There is therefore a real hope that effective treatments will
be developed. What is critical is that the needs of people with
Down's syndrome are not forgotten. We now know more about how
Alzheimer's disease presents in those with Down's syndrome and
also its course over time. We need to tackle the question of treatment
trials. People with Down's syndrome have the right to expect that
their health problems will be taken seriously, and that treatments
will be developed within the same high ethical and scientifically
valid framework as should always be the case. At present informed
support that includes, for example, changing the environment in
ways that helps to reduce the effects of the progressive loss
of skills is crucial. Much can be done to maintain the quality
of life providing that progression is monitored and support modified
with the person's changing needs.
REFERENCES
Ball, S.L., Holland, A.J., Huppert, F.A., Treppner, P., Watson,
P., Hon, J. (2004) The modified CAMDEX informant interview is
a valid and reliable tool for use in the diagnosis of dementia
in adults with Down's syndrome. Journal of Intellectual Disability
Research, 48(6):611-620
Holland, A.J., Hon, J., Huppert, F.A., Stevens, F. and Watson,
P. (1998) A population-based study of the prevalence and presentation
of dementia in adults with Down Syndrome. British Journal of Psychiatry,
172: 493-498
Ball, S. L., Holland, A. J., Huppert, F. A., Treppner, P., Watson,
P. & Hon, J. (2006) Personality and behaviour changes mark
the early stages of Alzheimer's disease in adults with Down's
syndrome: findings from a prospective population-based study.

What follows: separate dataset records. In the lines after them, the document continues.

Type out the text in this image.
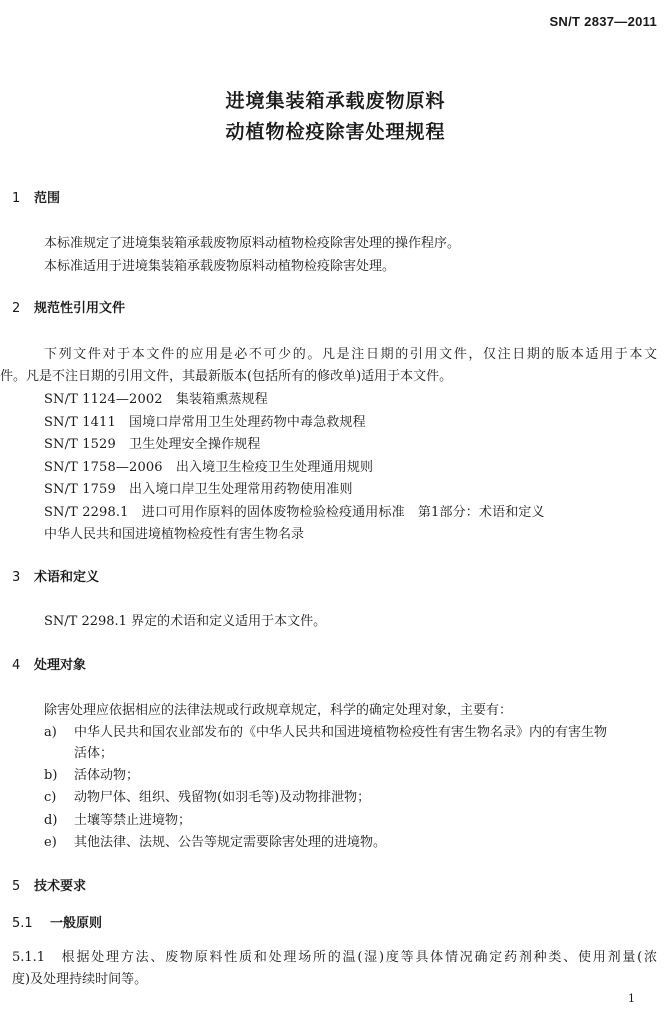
SN/T 2837—2011
进境集装箱承载废物原料
动植物检疫除害处理规程
1 范围
本标准规定了进境集装箱承载废物原料动植物检疫除害处理的操作程序。
本标准适用于进境集装箱承载废物原料动植物检疫除害处理。
2 规范性引用文件
下列文件对于本文件的应用是必不可少的。凡是注日期的引用文件，仅注日期的版本适用于本文
件。凡是不注日期的引用文件，其最新版本(包括所有的修改单)适用于本文件。
SN/T 1124—2002　集装箱熏蒸规程
SN/T 1411　国境口岸常用卫生处理药物中毒急救规程
SN/T 1529　卫生处理安全操作规程
SN/T 1758—2006　出入境卫生检疫卫生处理通用规则
SN/T 1759　出入境口岸卫生处理常用药物使用准则
SN/T 2298.1　进口可用作原料的固体废物检验检疫通用标准　第1部分：术语和定义
中华人民共和国进境植物检疫性有害生物名录
3 术语和定义
SN/T 2298.1 界定的术语和定义适用于本文件。
4 处理对象
除害处理应依据相应的法律法规或行政规章规定，科学的确定处理对象，主要有：
a) 中华人民共和国农业部发布的《中华人民共和国进境植物检疫性有害生物名录》内的有害生物
活体；
b) 活体动物；
c) 动物尸体、组织、残留物(如羽毛等)及动物排泄物；
d) 土壤等禁止进境物；
e) 其他法律、法规、公告等规定需要除害处理的进境物。
5 技术要求
5.1 一般原则
5.1.1　 根据处理方法、废物原料性质和处理场所的温(湿)度等具体情况确定药剂种类、使用剂量(浓
度)及处理持续时间等。
1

International Journal of Geriatric Psychiatry; 21: 661-673
Prasher, V. P., Adams, C., Holder, R. & the Down's Syndrome
Research Group. (2003) Long term safety and efficacy of donepezil
in the treatment of dementia in Alzheimer's disease in adults
with Down syndrome: open label study. International Journal of
Geriatric Psychiatry, 18, 549-541.
Prasher, V. P. (2004) Review of donepezil, rivastigmine, galantamine
and memantine for the treatment of dementia in Alzheimer's disease
in adults with Down syndrome: implications for the intellectual
disability population. Int J Geriatr Psychiatry, 19, 509-515.
This article was revised by the author in 2006.